Georg Friedrich Händel hat sich für einige seiner Werke bei anderen Komponisten bedient. Er selbst versuchte sich aber vor Abschreibern zu schützen. Die Musikwissenschaft weigerte sich lange, das Vorgehen des Barock-Komponisten als Plagiat zu bezeichnen. Doch in diesem Jahr standen die Händel-Festspiele unter dem Titel "Echt oder Fake? Original und Fälschung".

Von Claus Fischer | 12.06.2017
    Die Statue des Komponisten Georg Friedrich Händel in Halle an der Saale.
    Sehr oft bediente sich Händel beim älteren Kollegen Reinhard Keiser, in dessen Orchester er als blutjunger Mann in der Hamburger Gänsemarkt-Oper mitgespielt hat. (imago/Steffen Stellhorn)
    Musik: "Ombra mai fu" aus "Serse" von Givanni Battista Bononcini
    Kommt ihnen das irgendwie bekannt vor? Klingt das nicht wie Georg Friedrich Händels berühmtestes Largo, also die Arie "Ombra mai fu" aus der Oper Xerxes? Nun ja, diese Arie stammt vom italienischen Komponisten Giovanni Battistas Bononcini, tatsächlich aus einer Oper namens "Xerxes", die allerdings einige Jahre vor der Händels entstanden ist. Damit wäre Händel also als Plagiator überführt. Oder hat er sich doch von Bononcini nur zu seiner Arie anregen lassen?
    Echt oder Fake? Ein spannendes und hochaktuelles Thema für die diesjährigen Händelfestspiele in Halle, gewählt anscheinend mit Blick auf die weltpolitische Lage.
    "So bewusst nicht, denn die Planungen gehen ja ein paar Jahre vorneweg, da wurde von Fake News noch gar nicht gesprochen", sagt Intendant Clemens Birnbaum.
    "Aber es war natürlich ein aktuelles Thema, das war uns wiederum schon bewusst gewesen, wenn man sich ansieht auch die Problematiken, die Politik und Gesellschaft haben, das mit dem Urheberschutzrecht."
    "Es ist eben bei Händel sehr viel häufiger nachweisbar"
    Im Rahmen eines Kongresses während der Händelfestspiele beschäftigten sich auch Musikwissenschaftler aus Deutschland, Großbritannien und anderen Nationen mit dem Thema "Original und Fälschung bei Händel."
    "Es ist eben bei Händel sehr viel häufiger nachweisbar, dass er aus anderen Komponisten entlehnt", betont der Leiter der Konferenz und Vorsitzender der halleschen Händelgesellschaft Wolfgang Hirschmann.

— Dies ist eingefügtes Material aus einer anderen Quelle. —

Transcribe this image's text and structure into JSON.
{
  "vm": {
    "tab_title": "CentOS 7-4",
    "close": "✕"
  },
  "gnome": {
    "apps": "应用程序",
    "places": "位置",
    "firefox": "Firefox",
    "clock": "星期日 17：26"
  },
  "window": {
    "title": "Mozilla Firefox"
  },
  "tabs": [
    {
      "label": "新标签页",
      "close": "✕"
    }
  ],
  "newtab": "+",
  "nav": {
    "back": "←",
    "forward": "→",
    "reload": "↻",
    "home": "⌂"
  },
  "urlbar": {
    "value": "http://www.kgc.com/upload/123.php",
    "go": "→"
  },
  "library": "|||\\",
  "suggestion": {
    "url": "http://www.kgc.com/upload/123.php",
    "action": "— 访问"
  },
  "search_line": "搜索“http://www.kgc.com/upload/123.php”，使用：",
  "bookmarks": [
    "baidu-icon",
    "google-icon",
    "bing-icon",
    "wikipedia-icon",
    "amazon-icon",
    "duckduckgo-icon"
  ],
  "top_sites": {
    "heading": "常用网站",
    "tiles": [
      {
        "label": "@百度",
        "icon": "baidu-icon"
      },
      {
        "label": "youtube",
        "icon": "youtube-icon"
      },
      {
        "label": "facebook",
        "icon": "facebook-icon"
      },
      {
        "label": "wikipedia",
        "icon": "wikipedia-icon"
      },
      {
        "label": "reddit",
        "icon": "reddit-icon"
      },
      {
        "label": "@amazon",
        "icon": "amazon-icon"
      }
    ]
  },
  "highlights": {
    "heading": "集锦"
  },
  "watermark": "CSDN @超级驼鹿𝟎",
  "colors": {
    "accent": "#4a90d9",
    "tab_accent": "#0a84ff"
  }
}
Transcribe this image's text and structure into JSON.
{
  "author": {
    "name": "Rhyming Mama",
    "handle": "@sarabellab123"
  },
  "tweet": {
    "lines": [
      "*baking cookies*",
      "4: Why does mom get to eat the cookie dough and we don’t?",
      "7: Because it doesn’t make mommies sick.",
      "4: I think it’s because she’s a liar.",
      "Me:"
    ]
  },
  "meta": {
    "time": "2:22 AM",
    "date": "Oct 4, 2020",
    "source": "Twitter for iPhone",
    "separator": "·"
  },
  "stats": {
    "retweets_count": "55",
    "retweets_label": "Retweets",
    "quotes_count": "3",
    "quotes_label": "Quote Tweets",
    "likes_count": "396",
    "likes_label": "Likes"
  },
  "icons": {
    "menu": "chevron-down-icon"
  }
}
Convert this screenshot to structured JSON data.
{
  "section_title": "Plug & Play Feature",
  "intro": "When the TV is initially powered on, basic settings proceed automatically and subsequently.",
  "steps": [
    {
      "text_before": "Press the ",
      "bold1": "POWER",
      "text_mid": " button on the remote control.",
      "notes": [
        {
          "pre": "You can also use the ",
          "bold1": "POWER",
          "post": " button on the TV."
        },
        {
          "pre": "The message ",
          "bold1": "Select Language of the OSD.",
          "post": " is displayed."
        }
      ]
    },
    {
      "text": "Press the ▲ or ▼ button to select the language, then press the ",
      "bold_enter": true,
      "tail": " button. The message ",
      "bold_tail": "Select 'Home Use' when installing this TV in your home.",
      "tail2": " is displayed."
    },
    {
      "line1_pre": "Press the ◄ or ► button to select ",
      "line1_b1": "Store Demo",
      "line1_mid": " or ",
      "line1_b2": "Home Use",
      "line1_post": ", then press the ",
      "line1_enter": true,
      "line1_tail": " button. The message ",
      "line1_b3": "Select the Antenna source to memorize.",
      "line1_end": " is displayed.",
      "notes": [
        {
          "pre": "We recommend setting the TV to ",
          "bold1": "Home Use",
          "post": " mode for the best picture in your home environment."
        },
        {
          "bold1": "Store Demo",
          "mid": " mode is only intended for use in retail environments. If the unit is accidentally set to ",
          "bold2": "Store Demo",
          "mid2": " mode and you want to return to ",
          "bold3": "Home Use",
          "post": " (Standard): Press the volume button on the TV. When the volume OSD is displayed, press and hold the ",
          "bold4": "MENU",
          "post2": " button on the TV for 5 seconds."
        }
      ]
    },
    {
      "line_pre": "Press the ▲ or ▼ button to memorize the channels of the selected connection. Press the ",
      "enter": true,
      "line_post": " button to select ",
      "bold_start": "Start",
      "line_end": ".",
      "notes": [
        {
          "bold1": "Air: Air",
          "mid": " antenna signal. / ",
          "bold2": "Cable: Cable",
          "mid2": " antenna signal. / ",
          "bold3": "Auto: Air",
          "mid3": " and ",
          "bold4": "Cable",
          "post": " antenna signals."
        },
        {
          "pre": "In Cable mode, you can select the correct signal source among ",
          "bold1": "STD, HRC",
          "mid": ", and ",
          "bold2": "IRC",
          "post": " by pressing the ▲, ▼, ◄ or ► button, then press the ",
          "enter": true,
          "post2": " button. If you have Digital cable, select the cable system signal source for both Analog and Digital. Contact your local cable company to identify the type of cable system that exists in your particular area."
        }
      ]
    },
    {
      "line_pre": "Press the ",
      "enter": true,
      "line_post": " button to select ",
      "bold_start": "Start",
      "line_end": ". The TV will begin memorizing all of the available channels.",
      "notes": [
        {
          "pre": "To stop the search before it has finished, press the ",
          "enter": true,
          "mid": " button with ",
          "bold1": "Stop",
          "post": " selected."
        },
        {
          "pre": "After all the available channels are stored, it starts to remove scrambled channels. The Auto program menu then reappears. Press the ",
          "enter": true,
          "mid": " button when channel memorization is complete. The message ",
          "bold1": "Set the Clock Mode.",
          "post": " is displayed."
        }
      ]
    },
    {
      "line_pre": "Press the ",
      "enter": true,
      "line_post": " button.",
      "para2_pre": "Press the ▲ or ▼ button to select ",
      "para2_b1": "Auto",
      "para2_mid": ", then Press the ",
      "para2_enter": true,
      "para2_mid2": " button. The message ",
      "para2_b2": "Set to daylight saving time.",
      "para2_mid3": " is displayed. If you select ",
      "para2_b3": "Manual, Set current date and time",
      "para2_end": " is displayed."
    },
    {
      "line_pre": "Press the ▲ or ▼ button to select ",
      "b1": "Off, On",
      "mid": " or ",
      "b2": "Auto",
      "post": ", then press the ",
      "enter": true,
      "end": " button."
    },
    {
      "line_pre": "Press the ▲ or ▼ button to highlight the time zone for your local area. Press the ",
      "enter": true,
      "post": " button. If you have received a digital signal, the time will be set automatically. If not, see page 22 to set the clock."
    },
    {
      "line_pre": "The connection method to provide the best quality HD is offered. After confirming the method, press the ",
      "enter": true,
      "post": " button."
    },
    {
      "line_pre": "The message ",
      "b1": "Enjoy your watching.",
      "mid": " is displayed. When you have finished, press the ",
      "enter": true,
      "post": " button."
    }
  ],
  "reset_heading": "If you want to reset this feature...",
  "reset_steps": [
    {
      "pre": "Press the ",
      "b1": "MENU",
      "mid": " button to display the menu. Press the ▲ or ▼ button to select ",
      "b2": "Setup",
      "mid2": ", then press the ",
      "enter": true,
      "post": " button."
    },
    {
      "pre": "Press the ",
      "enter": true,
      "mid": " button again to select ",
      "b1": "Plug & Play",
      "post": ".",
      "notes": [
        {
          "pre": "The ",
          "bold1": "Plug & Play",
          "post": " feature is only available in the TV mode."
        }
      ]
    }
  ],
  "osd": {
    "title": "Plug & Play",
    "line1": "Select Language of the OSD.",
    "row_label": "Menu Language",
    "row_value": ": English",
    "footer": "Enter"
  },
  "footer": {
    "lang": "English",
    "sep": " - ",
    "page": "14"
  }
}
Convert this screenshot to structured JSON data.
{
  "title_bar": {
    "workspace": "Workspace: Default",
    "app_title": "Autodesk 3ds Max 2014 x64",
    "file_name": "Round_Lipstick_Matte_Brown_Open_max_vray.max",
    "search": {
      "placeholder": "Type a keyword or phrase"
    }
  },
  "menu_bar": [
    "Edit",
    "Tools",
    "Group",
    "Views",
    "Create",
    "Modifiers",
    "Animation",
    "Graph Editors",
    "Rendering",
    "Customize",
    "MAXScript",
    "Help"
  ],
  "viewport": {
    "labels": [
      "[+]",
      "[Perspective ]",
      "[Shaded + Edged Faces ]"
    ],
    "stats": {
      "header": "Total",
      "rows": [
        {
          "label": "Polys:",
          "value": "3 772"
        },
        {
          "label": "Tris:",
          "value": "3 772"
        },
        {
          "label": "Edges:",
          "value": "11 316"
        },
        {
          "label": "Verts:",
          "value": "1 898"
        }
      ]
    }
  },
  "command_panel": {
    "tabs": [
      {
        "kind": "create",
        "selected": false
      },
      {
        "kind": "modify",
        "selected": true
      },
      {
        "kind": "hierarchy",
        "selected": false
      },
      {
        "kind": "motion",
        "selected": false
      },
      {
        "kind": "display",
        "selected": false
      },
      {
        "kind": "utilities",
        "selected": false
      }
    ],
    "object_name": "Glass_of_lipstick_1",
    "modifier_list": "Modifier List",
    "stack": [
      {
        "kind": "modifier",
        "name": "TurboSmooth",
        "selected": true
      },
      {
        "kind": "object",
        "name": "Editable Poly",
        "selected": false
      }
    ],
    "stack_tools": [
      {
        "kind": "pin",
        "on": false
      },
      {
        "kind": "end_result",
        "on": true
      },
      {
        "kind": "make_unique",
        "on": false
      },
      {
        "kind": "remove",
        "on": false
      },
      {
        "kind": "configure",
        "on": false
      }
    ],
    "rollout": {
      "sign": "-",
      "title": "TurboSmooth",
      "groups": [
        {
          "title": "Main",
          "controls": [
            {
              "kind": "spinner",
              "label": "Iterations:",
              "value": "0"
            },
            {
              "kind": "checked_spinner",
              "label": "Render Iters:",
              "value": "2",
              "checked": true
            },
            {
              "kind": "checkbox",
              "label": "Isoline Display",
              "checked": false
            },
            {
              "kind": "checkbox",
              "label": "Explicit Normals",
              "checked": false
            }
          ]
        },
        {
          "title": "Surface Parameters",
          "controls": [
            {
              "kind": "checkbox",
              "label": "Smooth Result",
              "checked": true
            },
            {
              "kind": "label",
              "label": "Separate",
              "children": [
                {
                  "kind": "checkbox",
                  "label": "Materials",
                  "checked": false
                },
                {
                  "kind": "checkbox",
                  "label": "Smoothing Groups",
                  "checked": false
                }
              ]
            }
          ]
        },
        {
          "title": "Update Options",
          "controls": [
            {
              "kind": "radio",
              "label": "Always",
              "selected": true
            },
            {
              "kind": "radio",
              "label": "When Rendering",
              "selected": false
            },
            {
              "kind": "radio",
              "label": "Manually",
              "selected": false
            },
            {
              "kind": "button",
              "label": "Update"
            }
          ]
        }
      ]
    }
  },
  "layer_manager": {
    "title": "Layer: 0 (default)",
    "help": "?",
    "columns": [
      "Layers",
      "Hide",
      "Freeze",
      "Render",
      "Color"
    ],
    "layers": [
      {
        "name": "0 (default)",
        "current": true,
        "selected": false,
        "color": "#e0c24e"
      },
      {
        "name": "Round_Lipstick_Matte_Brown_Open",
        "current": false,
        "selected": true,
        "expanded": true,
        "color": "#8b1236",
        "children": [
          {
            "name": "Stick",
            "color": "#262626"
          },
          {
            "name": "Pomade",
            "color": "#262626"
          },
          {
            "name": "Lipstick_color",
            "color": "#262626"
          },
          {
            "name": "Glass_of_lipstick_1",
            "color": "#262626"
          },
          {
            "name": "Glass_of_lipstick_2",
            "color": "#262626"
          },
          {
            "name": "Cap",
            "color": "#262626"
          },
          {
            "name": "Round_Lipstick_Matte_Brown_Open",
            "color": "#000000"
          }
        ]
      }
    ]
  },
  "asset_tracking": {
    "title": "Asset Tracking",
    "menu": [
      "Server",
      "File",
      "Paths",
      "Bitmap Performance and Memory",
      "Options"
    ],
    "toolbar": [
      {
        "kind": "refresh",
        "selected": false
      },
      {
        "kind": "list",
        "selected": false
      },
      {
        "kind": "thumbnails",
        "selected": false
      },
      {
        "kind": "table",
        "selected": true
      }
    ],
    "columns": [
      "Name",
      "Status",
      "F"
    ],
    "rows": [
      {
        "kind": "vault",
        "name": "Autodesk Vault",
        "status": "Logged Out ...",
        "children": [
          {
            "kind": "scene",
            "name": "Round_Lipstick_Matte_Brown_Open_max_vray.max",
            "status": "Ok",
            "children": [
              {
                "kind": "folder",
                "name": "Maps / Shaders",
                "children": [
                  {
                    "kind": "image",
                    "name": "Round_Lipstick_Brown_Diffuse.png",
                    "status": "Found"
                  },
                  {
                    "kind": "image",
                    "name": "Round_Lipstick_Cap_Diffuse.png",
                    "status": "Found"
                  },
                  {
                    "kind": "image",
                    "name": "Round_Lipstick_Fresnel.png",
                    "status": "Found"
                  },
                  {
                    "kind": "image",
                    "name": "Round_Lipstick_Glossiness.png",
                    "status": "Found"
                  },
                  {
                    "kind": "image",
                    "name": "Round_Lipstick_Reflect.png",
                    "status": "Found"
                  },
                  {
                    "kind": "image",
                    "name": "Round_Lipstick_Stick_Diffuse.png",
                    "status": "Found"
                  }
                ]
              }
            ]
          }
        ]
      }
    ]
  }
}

    "Sie finden teilweise – das ist allerdings nicht sehr häufig, aber doch nachweisbar – ganze Chorsätze, also ausgedehnte Chorsätze, die er aus anderen Kompositionen von der kompositorischen Substanz her übernimmt und dann mit einem neuen Text oder mit einem anderen Text versieht."
    Sehr oft bediente sich Händel beim älteren Kollegen Reinhard Keiser, in dessen Orchester er als blutjunger Mann in der Hamburger Gänsemarkt-Oper mitgespielt hat:
    "Vielleicht nicht, weil er ihn für so einen unglaublich großen Komponisten hielt, sondern vielleicht auch, weil in London Werke von Keiser kaum bekannt waren. Aber entlehnt genauso aus Alessandro Scarlatti, er entlehnt aus Komponisten, die wir heute gar nicht mehr kennen: italienische Komponisten, Urio mit Namen, Erba mit Namen."
    Lange weigerte sich die etablierte Musikwissenschaft, diese Praxis als Plagiat zu bezeichnen, sich prägte dafür den Begriff "Borrowing", zu Deutsch "Ausborgen".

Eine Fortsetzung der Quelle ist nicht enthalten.